Message from the Chair and Executive Director: Thank You!

As the year draws to a close, we would like to express our gratitude to all of you in the MCB community. 2020 has been a uniquely challenging year. Through it all, we have been struck not only by the MCB community’s resilience and resourcefulness but also by the compassion and care that you have shown for each other.

Science takes teamwork and long hours of hands-on effort. Zoom meetings are a poor substitute for how we wanted to work this year, but we persevered and found a way nonetheless. It took herculean efforts from all of you to keep our work moving forward. MCB has a lot to be proud of.

And so, as we pause to reflect on the year, we have a lot of people to thank:

When the campus closed in March, our teaching staff and faculty had to rapidly adapt their lesson plans and find ways to support our students’ learning from a distance. Most of us weren’t trained to teach remotely. And, despite inevitable hiccups and Zoom lags, our teaching staff has done a spectacular job.

So, we celebrate the preceptors, lecturers, concentration advisers, teaching fellows, and, yes, faculty for their dedication, their willingness to experiment, and their compassion.

We also want to share our gratitude to the students, undergraduate and graduate alike for their invaluable energy, motivation, and adaptation to new ways of learning.

On the research side, we also thank the essential workers who kept our lab organisms alive during the campus shutdown. Many of the cell lines and animal lineages we use in experiments are unique and cannot be easily replaced. The handful of people who maintained the labs in the pandemic kept decades-long projects on track and made sure that we’d be able to pick up where we left off.

We are indebted to the lab managers and administrators who had to work out completely new lab schedules and logistics, while also finding ways to troubleshoot without being physically present.

Of course, we need to thank the students, postdocs, staff, and faculty who spent much of this year analyzing data, planning experiments, and writing grant proposals. Your persistence, your curiosity, and your willingness to try (and often code) new computational tools have reminded us why we do science. And your humor and camaraderie during lab meetings and virtual retreats have been bright spots.

And finally, we immensely thank, congratulate, and wish the best to 2020 retiring staff: Andy Banadyga, Chuck Bilikas, Mary Branco, Jack Conlin, Karen Fahrner, Jack Howard, Steven Keirstead, Eileen Snow, Les Takacs, and Lansing Wagner. We are going to miss you!

To all of you, we offer our most heartfelt thanks.

For many in our MCB community, this year has been one of the most trying of their lives. We have suffered some grievous losses. To those who feel like they’re struggling, know that you are far from alone and we are here to help in any way we can.

Next year, we’ll likely continue to face many of the same obstacles, but the way the MCB community has weathered this storm gives us every confidence that next year is a challenge we’re prepared to face. MCB is and will continue to be a tight-knit community of extraordinary people who truly care for each other.

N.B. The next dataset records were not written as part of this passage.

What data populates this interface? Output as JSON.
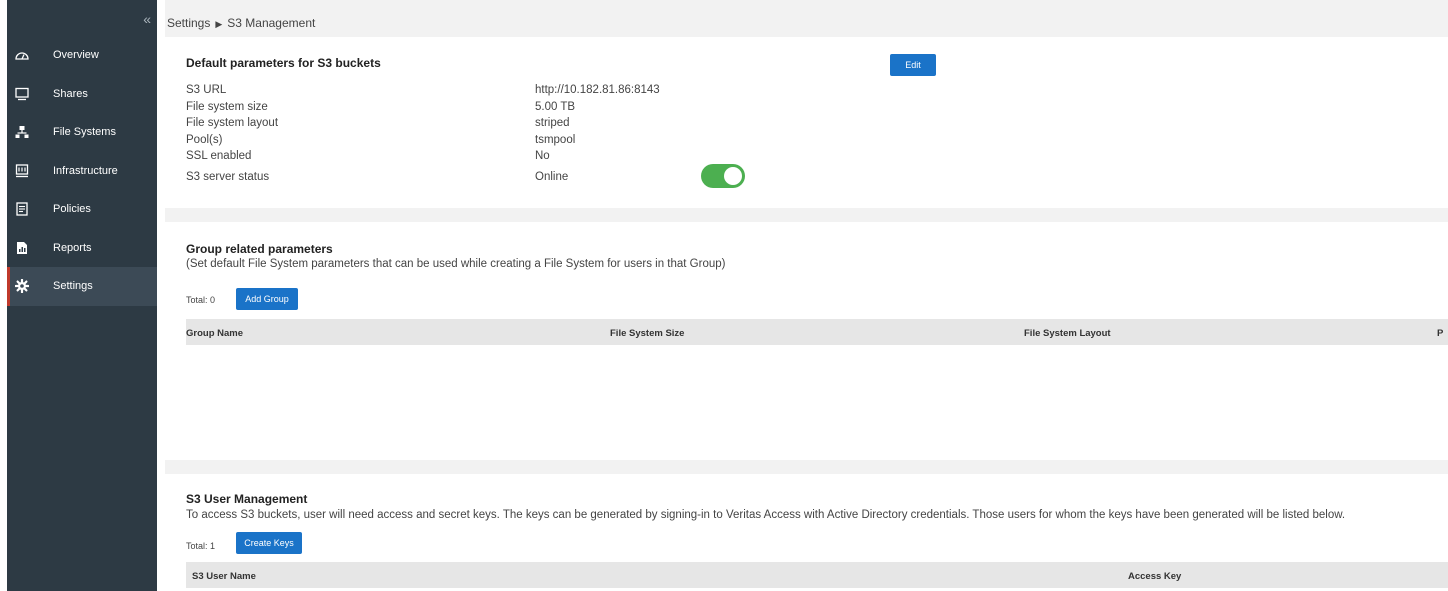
{
  "sidebar": {
    "collapse": "«",
    "items": [
      {
        "label": "Overview",
        "icon": "dashboard-icon"
      },
      {
        "label": "Shares",
        "icon": "monitor-icon"
      },
      {
        "label": "File Systems",
        "icon": "network-icon"
      },
      {
        "label": "Infrastructure",
        "icon": "server-icon"
      },
      {
        "label": "Policies",
        "icon": "document-icon"
      },
      {
        "label": "Reports",
        "icon": "report-icon"
      },
      {
        "label": "Settings",
        "icon": "gear-icon",
        "active": true
      }
    ]
  },
  "breadcrumb": {
    "parent": "Settings",
    "separator": "▶",
    "current": "S3 Management"
  },
  "defaults": {
    "title": "Default parameters for S3 buckets",
    "edit_label": "Edit",
    "rows": [
      {
        "label": "S3 URL",
        "value": "http://10.182.81.86:8143"
      },
      {
        "label": "File system size",
        "value": "5.00 TB"
      },
      {
        "label": "File system layout",
        "value": "striped"
      },
      {
        "label": "Pool(s)",
        "value": "tsmpool"
      },
      {
        "label": "SSL enabled",
        "value": "No"
      },
      {
        "label": "S3 server status",
        "value": "Online"
      }
    ],
    "server_toggle_on": true
  },
  "groups": {
    "title": "Group related parameters",
    "subtitle": "(Set default File System parameters that can be used while creating a File System for users in that Group)",
    "total": "Total: 0",
    "add_label": "Add Group",
    "columns": [
      "Group Name",
      "File System Size",
      "File System Layout",
      "P"
    ]
  },
  "users": {
    "title": "S3 User Management",
    "subtitle": "To access S3 buckets, user will need access and secret keys. The keys can be generated by signing-in to Veritas Access with Active Directory credentials. Those users for whom the keys have been generated will be listed below.",
    "total": "Total: 1",
    "create_label": "Create Keys",
    "columns": [
      "S3 User Name",
      "Access Key"
    ]
  },
  "colors": {
    "sidebar_bg": "#2d3a44",
    "accent": "#1a73c8",
    "toggle_on": "#4caf50",
    "active_marker": "#c0392b"
  }
}
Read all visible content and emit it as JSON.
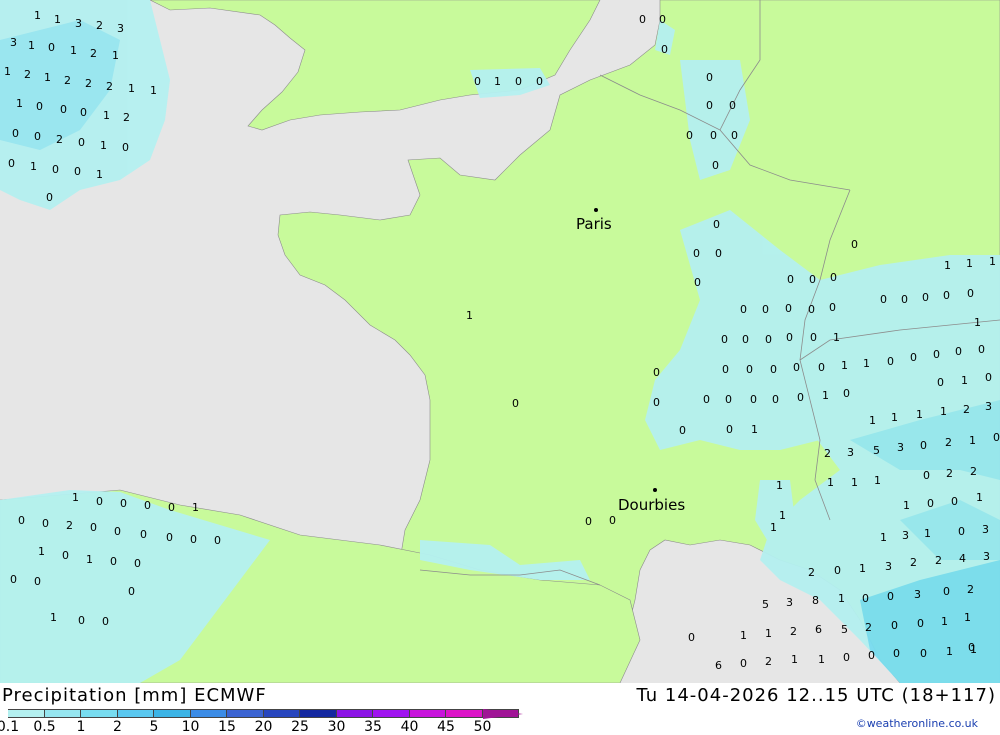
{
  "title": "Precipitation [mm] ECMWF",
  "datetime": "Tu 14-04-2026 12..15 UTC (18+117)",
  "credit": "©weatheronline.co.uk",
  "cities": [
    {
      "name": "Paris"
    },
    {
      "name": "Dourbies"
    }
  ],
  "legend": {
    "labels": [
      "0.1",
      "0.5",
      "1",
      "2",
      "5",
      "10",
      "15",
      "20",
      "25",
      "30",
      "35",
      "40",
      "45",
      "50"
    ],
    "colors": [
      "#b4f0f0",
      "#96e6f0",
      "#78dcf0",
      "#5ac8f0",
      "#3cb4e6",
      "#3c8ce6",
      "#3c64d2",
      "#2846be",
      "#1428a0",
      "#8c14e6",
      "#a014f0",
      "#c814dc",
      "#dc14c8",
      "#a01496"
    ]
  },
  "colors": {
    "sea": "#e6e6e6",
    "land": "#c8fa9b",
    "border": "#8c8c8c"
  },
  "precip_values": [
    "1",
    "1",
    "3",
    "2",
    "3",
    "3",
    "1",
    "0",
    "1",
    "2",
    "1",
    "1",
    "2",
    "1",
    "2",
    "2",
    "2",
    "1",
    "1",
    "1",
    "0",
    "0",
    "0",
    "1",
    "2",
    "0",
    "0",
    "2",
    "0",
    "1",
    "0",
    "0",
    "1",
    "0",
    "0",
    "1",
    "0",
    "0",
    "1",
    "0",
    "0",
    "0",
    "0",
    "0",
    "0",
    "0",
    "0",
    "0",
    "0",
    "0",
    "0",
    "0",
    "0",
    "0",
    "0",
    "0",
    "0",
    "0",
    "0",
    "0",
    "0",
    "0",
    "0",
    "0",
    "0",
    "0",
    "0",
    "0",
    "0",
    "0",
    "0",
    "0",
    "0",
    "0",
    "1",
    "0",
    "0",
    "0",
    "0",
    "0",
    "1",
    "1",
    "0",
    "0",
    "0",
    "0",
    "0",
    "0",
    "0",
    "0",
    "0",
    "0",
    "0",
    "0",
    "1",
    "0",
    "0",
    "1",
    "0",
    "1",
    "1",
    "1",
    "1",
    "1",
    "0",
    "0",
    "0",
    "1",
    "1",
    "1",
    "1",
    "1",
    "2",
    "3",
    "2",
    "3",
    "5",
    "3",
    "0",
    "2",
    "1",
    "0",
    "1",
    "1",
    "1",
    "0",
    "2",
    "2",
    "1",
    "0",
    "0",
    "1",
    "1",
    "3",
    "1",
    "0",
    "3",
    "2",
    "2",
    "4",
    "3",
    "2",
    "0",
    "1",
    "3",
    "0",
    "2",
    "5",
    "3",
    "8",
    "1",
    "0",
    "0",
    "3",
    "1",
    "1",
    "1",
    "2",
    "6",
    "5",
    "2",
    "0",
    "0",
    "1",
    "0",
    "6",
    "0",
    "2",
    "1",
    "1",
    "0",
    "0",
    "0",
    "0",
    "1",
    "1",
    "1",
    "1",
    "1",
    "0",
    "0",
    "0",
    "1",
    "0",
    "0",
    "0",
    "0",
    "1",
    "0",
    "0",
    "2",
    "0",
    "0",
    "0",
    "0",
    "0",
    "0",
    "1",
    "0",
    "1",
    "0",
    "0",
    "0",
    "0",
    "0",
    "1",
    "0",
    "0"
  ]
}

The work that we do together in MCB has never mattered more. Less than a year after the first cases of COVID-19 were reported last December, mass vaccinations have begun. News stories report people breaking into tears as the first vaccine shipments arrive. The speed of the scientific community’s response to this pandemic depended on a foundation of basic biological research knowledge that we helped create. Science is winning.

Wishing you all the best for a well-deserved holiday break and ‘see’ you again in 2021!